Why did you get into the field?
“I didn’t set out to be in the field of Intervenor Services, it found me! Thank goodness I did because I couldn’t imagine doing anything else. I originally started in a Social Work background and was taking an ASL course at night. That night course led me to the ASL and Deaf Studies Program and then ultimately into the Intervenor Program.”
What do you enjoy most about being an intervenor/working in the field?
“I enjoy the variety that comes along with being in Intervenor Services. I enjoy learning and doing something new everyday. I enjoy working with people feeling like I’ve done my part to contribute and make someone’s access to information that little bit easier.”
What would you like people to know about Deafblindness?

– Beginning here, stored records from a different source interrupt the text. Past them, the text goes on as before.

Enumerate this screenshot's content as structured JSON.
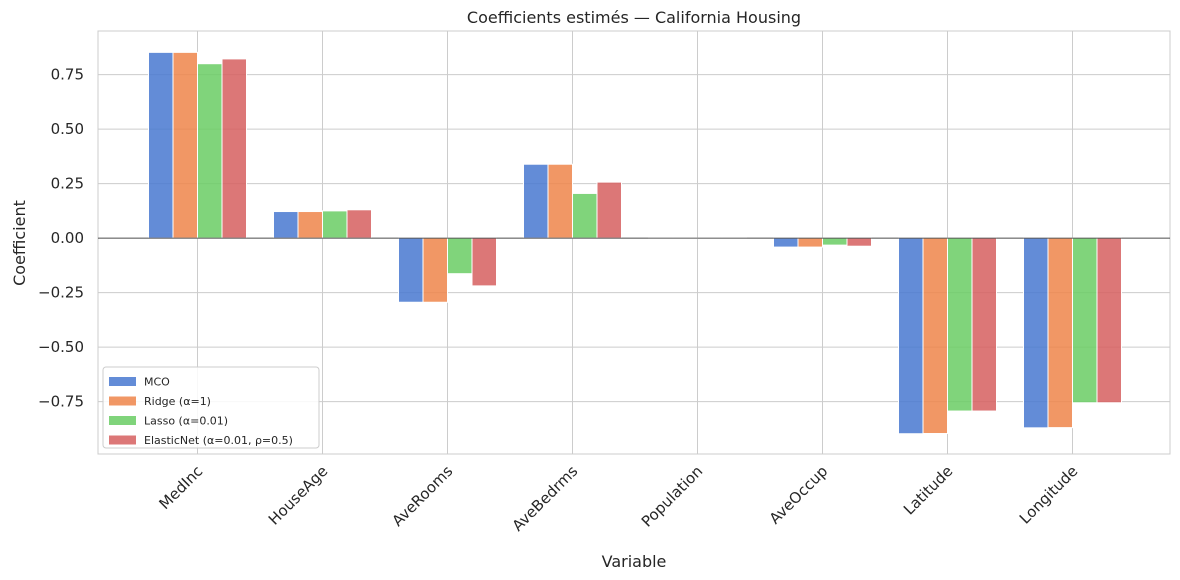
{
  "chart_data": {
    "type": "bar",
    "title": "Coefficients estimés — California Housing",
    "xlabel": "Variable",
    "ylabel": "Coefficient",
    "categories": [
      "MedInc",
      "HouseAge",
      "AveRooms",
      "AveBedrms",
      "Population",
      "AveOccup",
      "Latitude",
      "Longitude"
    ],
    "series": [
      {
        "name": "MCO",
        "color": "#4878d0",
        "values": [
          0.852,
          0.122,
          -0.294,
          0.339,
          -0.002,
          -0.041,
          -0.897,
          -0.87
        ]
      },
      {
        "name": "Ridge (α=1)",
        "color": "#ee854a",
        "values": [
          0.852,
          0.122,
          -0.294,
          0.339,
          -0.002,
          -0.041,
          -0.896,
          -0.869
        ]
      },
      {
        "name": "Lasso (α=0.01)",
        "color": "#6acc64",
        "values": [
          0.8,
          0.125,
          -0.163,
          0.205,
          0.0,
          -0.032,
          -0.793,
          -0.755
        ]
      },
      {
        "name": "ElasticNet (α=0.01, ρ=0.5)",
        "color": "#d65f5f",
        "values": [
          0.822,
          0.13,
          -0.219,
          0.257,
          0.0,
          -0.037,
          -0.793,
          -0.755
        ]
      }
    ],
    "ylim": [
      -0.99,
      0.95
    ],
    "yticks": [
      -0.75,
      -0.5,
      -0.25,
      0.0,
      0.25,
      0.5,
      0.75
    ],
    "ytick_labels": [
      "−0.75",
      "−0.50",
      "−0.25",
      "0.00",
      "0.25",
      "0.50",
      "0.75"
    ],
    "grid": true,
    "legend_position": "bottom-left"
  }
}
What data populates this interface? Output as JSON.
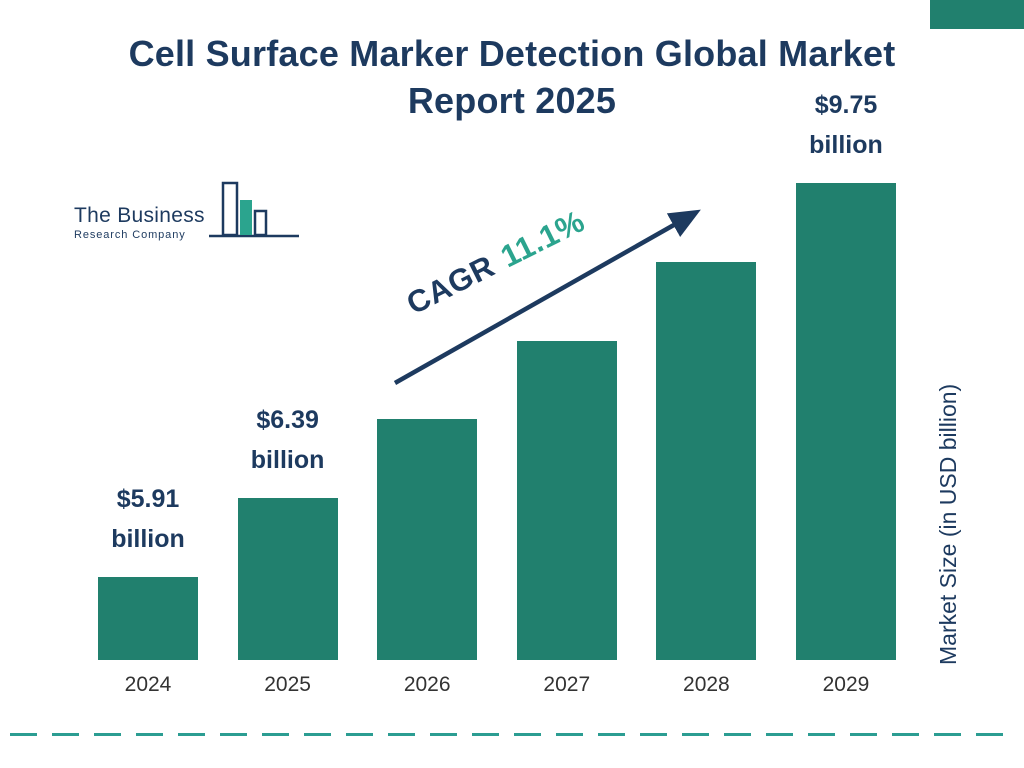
{
  "colors": {
    "navy": "#1d3a5f",
    "bar_teal": "#21806e",
    "accent_teal": "#2ba48e",
    "dash_teal": "#2b9d92",
    "year_text": "#333333",
    "background": "#ffffff"
  },
  "header": {
    "title_line1": "Cell Surface Marker Detection Global Market",
    "title_line2": "Report 2025"
  },
  "logo": {
    "line1": "The Business",
    "line2": "Research Company"
  },
  "annotations": {
    "cagr_label": "CAGR",
    "cagr_value": "11.1%",
    "y_axis_label": "Market Size (in USD billion)"
  },
  "chart_data": {
    "type": "bar",
    "title": "Cell Surface Marker Detection Global Market Report 2025",
    "categories": [
      "2024",
      "2025",
      "2026",
      "2027",
      "2028",
      "2029"
    ],
    "values": [
      5.91,
      6.39,
      7.1,
      7.89,
      8.77,
      9.75
    ],
    "unit": "USD billion",
    "xlabel": "",
    "ylabel": "Market Size (in USD billion)",
    "cagr": "11.1%",
    "grid": false,
    "legend": false,
    "bar_color": "#21806e",
    "value_labels": [
      {
        "index": 0,
        "amount": "$5.91",
        "unit": "billion"
      },
      {
        "index": 1,
        "amount": "$6.39",
        "unit": "billion"
      },
      {
        "index": 5,
        "amount": "$9.75",
        "unit": "billion"
      }
    ]
  }
}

“I would like people to know that being Deafblind does not mean that you have no vision and no hearing whatsoever. I want people to know that everyone while everyone is different, people with Deafblindness are just like everyone else and deserve to be treated as such. Take the opportunity to learn about what a person with Deafblindness may need from you and be patient. Also, I want people to know that if they are curious, to ask questions!”
Why is Deafblind awareness important to you?

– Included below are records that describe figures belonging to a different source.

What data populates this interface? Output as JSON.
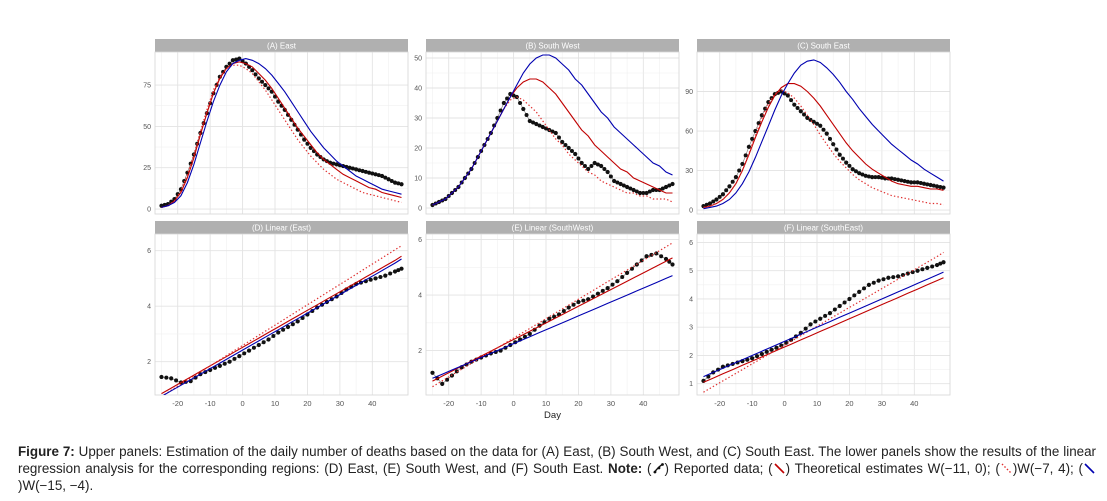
{
  "figure": {
    "x_axis_title": "Day",
    "x_ticks": [
      -20,
      -10,
      0,
      10,
      20,
      30,
      40
    ],
    "colors": {
      "observed": "#111111",
      "w_a": "#c00000",
      "w_b": "#e03030",
      "w_c": "#0000b0",
      "strip": "#b0b0b0",
      "grid": "#e3e3e3"
    }
  },
  "chart_data": [
    {
      "type": "line",
      "panel": "A",
      "title": "(A) East",
      "xlim": [
        -27,
        51
      ],
      "ylim": [
        -3,
        95
      ],
      "yticks": [
        0,
        25,
        50,
        75
      ],
      "x": [
        -25,
        -23,
        -21,
        -19,
        -17,
        -15,
        -13,
        -11,
        -9,
        -7,
        -5,
        -3,
        -1,
        1,
        3,
        5,
        7,
        9,
        11,
        13,
        15,
        17,
        19,
        21,
        23,
        25,
        27,
        29,
        31,
        33,
        35,
        37,
        39,
        41,
        43,
        45,
        47,
        49
      ],
      "series": [
        {
          "role": "observed",
          "values": [
            2,
            3,
            6,
            12,
            22,
            33,
            46,
            58,
            70,
            80,
            86,
            90,
            91,
            88,
            84,
            79,
            75,
            71,
            65,
            60,
            54,
            48,
            42,
            37,
            33,
            30,
            28,
            27,
            26,
            25,
            24,
            23,
            22,
            21,
            20,
            18,
            16,
            15
          ]
        },
        {
          "role": "w_a",
          "values": [
            1,
            2,
            5,
            10,
            19,
            31,
            45,
            58,
            70,
            79,
            85,
            88,
            89,
            88,
            86,
            82,
            78,
            73,
            67,
            61,
            55,
            49,
            44,
            39,
            34,
            30,
            27,
            24,
            21,
            19,
            17,
            15,
            13,
            12,
            10,
            9,
            8,
            7
          ]
        },
        {
          "role": "w_b",
          "values": [
            1,
            2,
            5,
            11,
            21,
            33,
            47,
            60,
            72,
            80,
            85,
            87,
            87,
            85,
            82,
            77,
            72,
            66,
            60,
            54,
            48,
            42,
            37,
            32,
            28,
            24,
            21,
            18,
            16,
            14,
            12,
            10,
            9,
            8,
            7,
            6,
            5,
            4
          ]
        },
        {
          "role": "w_c",
          "values": [
            1,
            2,
            4,
            8,
            16,
            27,
            40,
            53,
            65,
            75,
            83,
            88,
            90,
            91,
            90,
            88,
            85,
            81,
            76,
            71,
            65,
            59,
            53,
            47,
            42,
            37,
            33,
            29,
            26,
            23,
            20,
            18,
            16,
            14,
            12,
            11,
            10,
            9
          ]
        }
      ]
    },
    {
      "type": "line",
      "panel": "B",
      "title": "(B) South West",
      "xlim": [
        -27,
        51
      ],
      "ylim": [
        -2,
        52
      ],
      "yticks": [
        0,
        10,
        20,
        30,
        40,
        50
      ],
      "x": [
        -25,
        -23,
        -21,
        -19,
        -17,
        -15,
        -13,
        -11,
        -9,
        -7,
        -5,
        -3,
        -1,
        1,
        3,
        5,
        7,
        9,
        11,
        13,
        15,
        17,
        19,
        21,
        23,
        25,
        27,
        29,
        31,
        33,
        35,
        37,
        39,
        41,
        43,
        45,
        47,
        49
      ],
      "series": [
        {
          "role": "observed",
          "values": [
            1,
            2,
            3,
            5,
            7,
            10,
            13,
            17,
            21,
            25,
            30,
            35,
            38,
            37,
            33,
            29,
            28,
            27,
            26,
            25,
            22,
            20,
            18,
            15,
            13,
            15,
            14,
            12,
            9,
            8,
            7,
            6,
            5,
            5,
            6,
            6,
            7,
            8
          ]
        },
        {
          "role": "w_a",
          "values": [
            1,
            2,
            3,
            5,
            7,
            10,
            13,
            17,
            21,
            25,
            29,
            33,
            37,
            40,
            42,
            43,
            43,
            42,
            40,
            38,
            35,
            32,
            29,
            26,
            24,
            21,
            19,
            17,
            15,
            13,
            12,
            10,
            9,
            8,
            7,
            6,
            5,
            5
          ]
        },
        {
          "role": "w_b",
          "values": [
            1,
            2,
            3,
            5,
            7,
            10,
            13,
            17,
            21,
            25,
            29,
            33,
            36,
            37,
            36,
            34,
            32,
            29,
            26,
            23,
            21,
            18,
            16,
            14,
            12,
            11,
            9,
            8,
            7,
            6,
            5,
            5,
            4,
            4,
            3,
            3,
            3,
            2
          ]
        },
        {
          "role": "w_c",
          "values": [
            1,
            2,
            3,
            5,
            7,
            10,
            13,
            17,
            21,
            25,
            29,
            33,
            37,
            41,
            45,
            48,
            50,
            51,
            51,
            50,
            48,
            46,
            43,
            41,
            38,
            35,
            32,
            30,
            27,
            25,
            23,
            21,
            19,
            17,
            15,
            14,
            12,
            11
          ]
        }
      ]
    },
    {
      "type": "line",
      "panel": "C",
      "title": "(C) South East",
      "xlim": [
        -27,
        51
      ],
      "ylim": [
        -3,
        120
      ],
      "yticks": [
        0,
        30,
        60,
        90
      ],
      "x": [
        -25,
        -23,
        -21,
        -19,
        -17,
        -15,
        -13,
        -11,
        -9,
        -7,
        -5,
        -3,
        -1,
        1,
        3,
        5,
        7,
        9,
        11,
        13,
        15,
        17,
        19,
        21,
        23,
        25,
        27,
        29,
        31,
        33,
        35,
        37,
        39,
        41,
        43,
        45,
        47,
        49
      ],
      "series": [
        {
          "role": "observed",
          "values": [
            3,
            5,
            8,
            12,
            18,
            25,
            35,
            48,
            60,
            72,
            82,
            88,
            90,
            87,
            80,
            75,
            70,
            67,
            64,
            58,
            50,
            42,
            36,
            31,
            28,
            26,
            25,
            25,
            24,
            24,
            23,
            22,
            21,
            21,
            20,
            19,
            18,
            17
          ]
        },
        {
          "role": "w_a",
          "values": [
            2,
            3,
            5,
            8,
            13,
            20,
            30,
            42,
            55,
            67,
            78,
            87,
            93,
            96,
            96,
            94,
            90,
            85,
            79,
            72,
            65,
            58,
            51,
            45,
            40,
            35,
            31,
            28,
            25,
            22,
            20,
            19,
            18,
            18,
            17,
            16,
            16,
            15
          ]
        },
        {
          "role": "w_b",
          "values": [
            2,
            3,
            5,
            8,
            13,
            20,
            30,
            43,
            57,
            70,
            81,
            88,
            91,
            89,
            85,
            79,
            72,
            65,
            57,
            50,
            43,
            37,
            32,
            27,
            23,
            20,
            17,
            15,
            13,
            11,
            10,
            9,
            8,
            7,
            6,
            5,
            5,
            4
          ]
        },
        {
          "role": "w_c",
          "values": [
            1,
            2,
            3,
            5,
            8,
            13,
            20,
            29,
            40,
            52,
            64,
            76,
            87,
            96,
            104,
            110,
            113,
            114,
            112,
            108,
            103,
            97,
            90,
            84,
            77,
            71,
            65,
            60,
            55,
            50,
            46,
            42,
            38,
            35,
            31,
            28,
            25,
            22
          ]
        }
      ]
    },
    {
      "type": "line",
      "panel": "D",
      "title": "(D) Linear (East)",
      "xlim": [
        -27,
        51
      ],
      "ylim": [
        0.8,
        6.6
      ],
      "yticks": [
        2,
        4,
        6
      ],
      "x": [
        -25,
        -22,
        -19,
        -16,
        -13,
        -10,
        -7,
        -4,
        -1,
        2,
        5,
        8,
        11,
        14,
        17,
        20,
        23,
        26,
        29,
        32,
        35,
        38,
        41,
        44,
        47,
        49
      ],
      "series": [
        {
          "role": "observed",
          "values": [
            1.45,
            1.4,
            1.25,
            1.3,
            1.55,
            1.7,
            1.85,
            2.0,
            2.2,
            2.4,
            2.6,
            2.8,
            3.05,
            3.25,
            3.45,
            3.7,
            3.95,
            4.15,
            4.35,
            4.6,
            4.8,
            4.9,
            5.0,
            5.1,
            5.25,
            5.35
          ]
        },
        {
          "role": "w_a",
          "values": [
            0.85,
            1.05,
            1.25,
            1.45,
            1.65,
            1.85,
            2.05,
            2.25,
            2.45,
            2.65,
            2.85,
            3.05,
            3.25,
            3.45,
            3.65,
            3.85,
            4.05,
            4.25,
            4.45,
            4.65,
            4.85,
            5.05,
            5.25,
            5.45,
            5.65,
            5.8
          ]
        },
        {
          "role": "w_b",
          "values": [
            0.75,
            0.97,
            1.19,
            1.41,
            1.63,
            1.85,
            2.07,
            2.29,
            2.51,
            2.73,
            2.95,
            3.17,
            3.39,
            3.61,
            3.83,
            4.05,
            4.27,
            4.49,
            4.71,
            4.93,
            5.15,
            5.37,
            5.59,
            5.81,
            6.03,
            6.18
          ]
        },
        {
          "role": "w_c",
          "values": [
            0.75,
            0.95,
            1.15,
            1.35,
            1.55,
            1.75,
            1.95,
            2.15,
            2.35,
            2.55,
            2.75,
            2.95,
            3.15,
            3.35,
            3.55,
            3.75,
            3.95,
            4.15,
            4.35,
            4.55,
            4.75,
            4.95,
            5.15,
            5.35,
            5.55,
            5.7
          ]
        }
      ]
    },
    {
      "type": "line",
      "panel": "E",
      "title": "(E) Linear (SouthWest)",
      "xlim": [
        -27,
        51
      ],
      "ylim": [
        0.4,
        6.2
      ],
      "yticks": [
        2,
        4,
        6
      ],
      "x": [
        -25,
        -22,
        -19,
        -16,
        -13,
        -10,
        -7,
        -4,
        -1,
        2,
        5,
        8,
        11,
        14,
        17,
        20,
        23,
        26,
        29,
        32,
        35,
        38,
        41,
        44,
        47,
        49
      ],
      "series": [
        {
          "role": "observed",
          "values": [
            1.2,
            0.8,
            1.1,
            1.4,
            1.6,
            1.75,
            1.9,
            2.0,
            2.2,
            2.4,
            2.6,
            2.9,
            3.15,
            3.3,
            3.55,
            3.75,
            3.85,
            4.05,
            4.25,
            4.5,
            4.8,
            5.1,
            5.4,
            5.5,
            5.3,
            5.1
          ]
        },
        {
          "role": "w_a",
          "values": [
            0.9,
            1.08,
            1.26,
            1.44,
            1.62,
            1.8,
            1.98,
            2.16,
            2.34,
            2.52,
            2.7,
            2.88,
            3.06,
            3.24,
            3.42,
            3.6,
            3.78,
            3.96,
            4.14,
            4.32,
            4.5,
            4.68,
            4.86,
            5.04,
            5.22,
            5.34
          ]
        },
        {
          "role": "w_b",
          "values": [
            0.7,
            0.91,
            1.12,
            1.33,
            1.54,
            1.75,
            1.96,
            2.17,
            2.38,
            2.59,
            2.8,
            3.01,
            3.22,
            3.43,
            3.64,
            3.85,
            4.06,
            4.27,
            4.48,
            4.69,
            4.9,
            5.11,
            5.32,
            5.53,
            5.74,
            5.88
          ]
        },
        {
          "role": "w_c",
          "values": [
            1.0,
            1.15,
            1.3,
            1.45,
            1.6,
            1.75,
            1.9,
            2.05,
            2.2,
            2.35,
            2.5,
            2.65,
            2.8,
            2.95,
            3.1,
            3.25,
            3.4,
            3.55,
            3.7,
            3.85,
            4.0,
            4.15,
            4.3,
            4.45,
            4.6,
            4.7
          ]
        }
      ]
    },
    {
      "type": "line",
      "panel": "F",
      "title": "(F) Linear (SouthEast)",
      "xlim": [
        -27,
        51
      ],
      "ylim": [
        0.6,
        6.3
      ],
      "yticks": [
        1,
        2,
        3,
        4,
        5,
        6
      ],
      "x": [
        -25,
        -22,
        -19,
        -16,
        -13,
        -10,
        -7,
        -4,
        -1,
        2,
        5,
        8,
        11,
        14,
        17,
        20,
        23,
        26,
        29,
        32,
        35,
        38,
        41,
        44,
        47,
        49
      ],
      "series": [
        {
          "role": "observed",
          "values": [
            1.1,
            1.4,
            1.6,
            1.7,
            1.8,
            1.9,
            2.05,
            2.2,
            2.35,
            2.55,
            2.8,
            3.1,
            3.3,
            3.5,
            3.75,
            4.0,
            4.25,
            4.5,
            4.65,
            4.75,
            4.8,
            4.9,
            5.0,
            5.1,
            5.2,
            5.3
          ]
        },
        {
          "role": "w_a",
          "values": [
            1.05,
            1.2,
            1.35,
            1.5,
            1.65,
            1.8,
            1.95,
            2.1,
            2.25,
            2.4,
            2.55,
            2.7,
            2.85,
            3.0,
            3.15,
            3.3,
            3.45,
            3.6,
            3.75,
            3.9,
            4.05,
            4.2,
            4.35,
            4.5,
            4.65,
            4.75
          ]
        },
        {
          "role": "w_b",
          "values": [
            0.7,
            0.9,
            1.1,
            1.3,
            1.5,
            1.7,
            1.9,
            2.1,
            2.3,
            2.5,
            2.7,
            2.9,
            3.1,
            3.3,
            3.5,
            3.7,
            3.9,
            4.1,
            4.3,
            4.5,
            4.7,
            4.9,
            5.1,
            5.3,
            5.5,
            5.65
          ]
        },
        {
          "role": "w_c",
          "values": [
            1.25,
            1.4,
            1.55,
            1.7,
            1.85,
            2.0,
            2.15,
            2.3,
            2.45,
            2.6,
            2.75,
            2.9,
            3.05,
            3.2,
            3.35,
            3.5,
            3.65,
            3.8,
            3.95,
            4.1,
            4.25,
            4.4,
            4.55,
            4.7,
            4.85,
            4.95
          ]
        }
      ]
    }
  ],
  "caption": {
    "label": "Figure 7:",
    "text1": " Upper panels: Estimation of the daily number of deaths based on the data for (A) East, (B) South West, and (C) South East. The lower panels show the results of the linear regression analysis for the corresponding regions: (D) East, (E) South West, and (F) South East. ",
    "note_label": "Note:",
    "text2": " (",
    "text3": ") Reported data; (",
    "text4": ") Theoretical estimates W(−11, 0); (",
    "text5": ")W(−7, 4); (",
    "text6": ")W(−15, −4)."
  }
}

“Deafblind awareness is important to me because I think people hear the term Deafblind and immediately assume the worst. I want people to take the time to understand what Deafblindness truly is and to educate themselves and others. Awareness is important because it creates opportunities for advocacy and a chance to have the message heard. Lastly, awareness is important to me for breaking down the stigmas and the barriers to access.”